A Broward executive was acquitted of cigarette smuggling in a second Miami trial, after his first case ended in a mistrial when a juror tried to solicit a bribe to throw the case.

jweaver@MiamiHerald.com

Arturo Marrero, a Broward real estate developer, was acquitted by a federal judge Monday of conspiring to smuggle cigarettes from Miami to Europe without paying millions of dollars in customs duties.

Marrero, who had two jury trials in Miami federal court, called his experience a “legal nightmare.” One day after his uncommon victory, Marrero said he believes the U.S. attorney’s office and Immigration and Customs Enforcement tried to railroad him.

“How the government assumed that I was a co-conspirator is beyond me,” Marrero, 48, of Davie, said in a statement. “The sad part is that they will go on with their lives as if nothing happened, and my life has been turned upside down because the U.S. government made a mistake.”

The U.S. attorney’s office in Miami declined to comment.

In September 2010, Marrero was charged with the smuggling conspiracy and later with money laundering.

The indictment accused him of trying to “enrich himself” by buying cigarettes overseas and hiding the cartons inside textiles and furniture stored in cargo containers at the Port of Miami before shipping them to Portugal, Ireland and Germany. He was further accused of falsifying records to conceal the cigarette shipments and failing to pay at least $22 million in customs taxes and duties in Europe.

But Marrero and his defense team argued that he had sold the freight forwarding business at the center of the alleged smuggling network in early 2000. Defense attorney Joseph Rosenbaum said Marrero had no knowledge of “what was going on in Europe.’’

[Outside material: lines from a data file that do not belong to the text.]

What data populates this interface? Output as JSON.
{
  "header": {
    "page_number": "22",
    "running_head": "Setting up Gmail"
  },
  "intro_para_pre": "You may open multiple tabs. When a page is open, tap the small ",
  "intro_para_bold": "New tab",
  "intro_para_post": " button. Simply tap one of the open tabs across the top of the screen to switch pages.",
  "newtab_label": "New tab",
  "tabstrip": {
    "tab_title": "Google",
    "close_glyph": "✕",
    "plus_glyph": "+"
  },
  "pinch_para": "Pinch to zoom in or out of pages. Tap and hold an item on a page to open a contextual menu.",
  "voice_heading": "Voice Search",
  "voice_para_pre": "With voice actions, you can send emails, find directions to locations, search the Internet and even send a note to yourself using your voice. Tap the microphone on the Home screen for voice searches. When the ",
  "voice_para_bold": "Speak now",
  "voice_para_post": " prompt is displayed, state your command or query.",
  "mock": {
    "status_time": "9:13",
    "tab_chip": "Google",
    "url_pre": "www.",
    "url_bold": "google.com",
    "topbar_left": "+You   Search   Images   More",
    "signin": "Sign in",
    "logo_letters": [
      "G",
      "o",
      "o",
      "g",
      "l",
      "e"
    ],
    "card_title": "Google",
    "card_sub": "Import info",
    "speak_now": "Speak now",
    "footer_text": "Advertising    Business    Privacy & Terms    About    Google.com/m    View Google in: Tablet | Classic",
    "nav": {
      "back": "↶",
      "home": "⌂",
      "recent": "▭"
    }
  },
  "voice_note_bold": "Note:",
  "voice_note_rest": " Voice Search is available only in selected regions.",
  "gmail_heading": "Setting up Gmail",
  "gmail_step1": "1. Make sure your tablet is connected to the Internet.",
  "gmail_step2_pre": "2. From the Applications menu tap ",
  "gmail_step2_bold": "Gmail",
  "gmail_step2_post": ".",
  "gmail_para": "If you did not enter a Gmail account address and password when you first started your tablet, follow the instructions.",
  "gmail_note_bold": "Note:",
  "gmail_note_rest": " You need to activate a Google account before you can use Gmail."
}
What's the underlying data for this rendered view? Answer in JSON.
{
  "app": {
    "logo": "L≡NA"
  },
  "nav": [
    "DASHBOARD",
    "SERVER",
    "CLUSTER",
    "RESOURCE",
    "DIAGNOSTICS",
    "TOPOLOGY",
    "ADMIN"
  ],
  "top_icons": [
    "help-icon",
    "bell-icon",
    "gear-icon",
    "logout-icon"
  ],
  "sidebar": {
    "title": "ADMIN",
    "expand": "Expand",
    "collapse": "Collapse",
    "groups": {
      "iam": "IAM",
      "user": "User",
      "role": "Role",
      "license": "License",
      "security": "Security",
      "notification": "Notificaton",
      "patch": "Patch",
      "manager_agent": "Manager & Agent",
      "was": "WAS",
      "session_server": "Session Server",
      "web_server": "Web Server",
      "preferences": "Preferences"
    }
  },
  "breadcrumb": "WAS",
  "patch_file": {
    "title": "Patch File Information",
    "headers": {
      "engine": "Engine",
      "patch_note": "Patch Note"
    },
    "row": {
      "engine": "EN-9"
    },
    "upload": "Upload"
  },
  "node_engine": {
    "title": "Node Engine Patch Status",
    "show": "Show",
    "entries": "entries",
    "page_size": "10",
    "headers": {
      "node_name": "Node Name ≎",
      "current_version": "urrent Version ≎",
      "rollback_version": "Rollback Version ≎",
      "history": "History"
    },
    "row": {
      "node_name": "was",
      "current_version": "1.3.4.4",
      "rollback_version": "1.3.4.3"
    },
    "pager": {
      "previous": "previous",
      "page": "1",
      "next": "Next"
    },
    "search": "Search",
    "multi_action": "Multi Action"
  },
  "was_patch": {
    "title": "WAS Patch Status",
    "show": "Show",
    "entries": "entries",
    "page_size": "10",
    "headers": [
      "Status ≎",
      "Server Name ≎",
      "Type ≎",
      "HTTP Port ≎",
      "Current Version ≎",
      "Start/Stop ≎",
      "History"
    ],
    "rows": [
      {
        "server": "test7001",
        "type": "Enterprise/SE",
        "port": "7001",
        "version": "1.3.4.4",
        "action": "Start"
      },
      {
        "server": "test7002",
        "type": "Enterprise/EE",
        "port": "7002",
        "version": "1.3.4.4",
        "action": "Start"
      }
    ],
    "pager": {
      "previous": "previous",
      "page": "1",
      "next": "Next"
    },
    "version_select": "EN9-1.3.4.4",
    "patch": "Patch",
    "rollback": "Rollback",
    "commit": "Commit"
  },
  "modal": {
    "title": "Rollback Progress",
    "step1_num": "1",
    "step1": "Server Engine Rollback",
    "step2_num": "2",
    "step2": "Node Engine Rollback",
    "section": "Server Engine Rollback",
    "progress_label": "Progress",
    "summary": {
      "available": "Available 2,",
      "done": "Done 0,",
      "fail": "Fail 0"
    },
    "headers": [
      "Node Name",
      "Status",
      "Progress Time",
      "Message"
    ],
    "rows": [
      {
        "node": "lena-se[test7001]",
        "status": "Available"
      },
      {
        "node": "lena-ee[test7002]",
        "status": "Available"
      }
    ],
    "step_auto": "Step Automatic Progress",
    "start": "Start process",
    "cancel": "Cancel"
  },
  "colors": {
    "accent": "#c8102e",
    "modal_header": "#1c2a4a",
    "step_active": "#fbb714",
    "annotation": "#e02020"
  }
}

U.S. District Judge Marcia Cooke granted Rosenbaum’s motion for acquittal after Assistant U.S. Attorney Cynthia Stone rested her case. The judge declared that the statute of limitations had run out on the conspiracy charge.

Marrero’s first trial in October ended in a mistrial when the FBI arrested a juror who tried to extort money from the defendant’s family in exchange for the promise of a “not guilty’’ verdict by the 12-member jury.

On Monday, Cooke threw out the case altogether before Marrero’s attorney even put on a defense during the second jury trial.

Marrero’s two-step journey rarely, if ever, happens in Miami federal court. Rosenbaum said his client refused to accept a plea offer from the government between trials because he always believed in his innocence.

Cooke’s judgment of acquittal followed a guilty plea earlier in January by one-time juror Italo Campagna, just as Marrero’s second trial was getting under way.

Campagna, 55, of Miami, was charged with soliciting a bribe after demanding between $50,000 and $100,000 from Marrero’s relatives to sway the jury during the first trial in October. Marrero and his family immediately contacted authorities.

Campagna, a dual U.S.-Venezuelan citizen, was arrested by the FBI after he met with the defendant’s brother in Miami Beach to finalize the bribery deal, according to a criminal complaint. He tried to extort the bribe by promising he could influence the verdict in favor of the defendant.

They eventually settled on $20,000 — the amount that the brother said he had brought with him in a brown paper bag.

Campagna faces up to 15 years in prison at his sentencing April 4 before U.S. District Judge Patricia Seitz.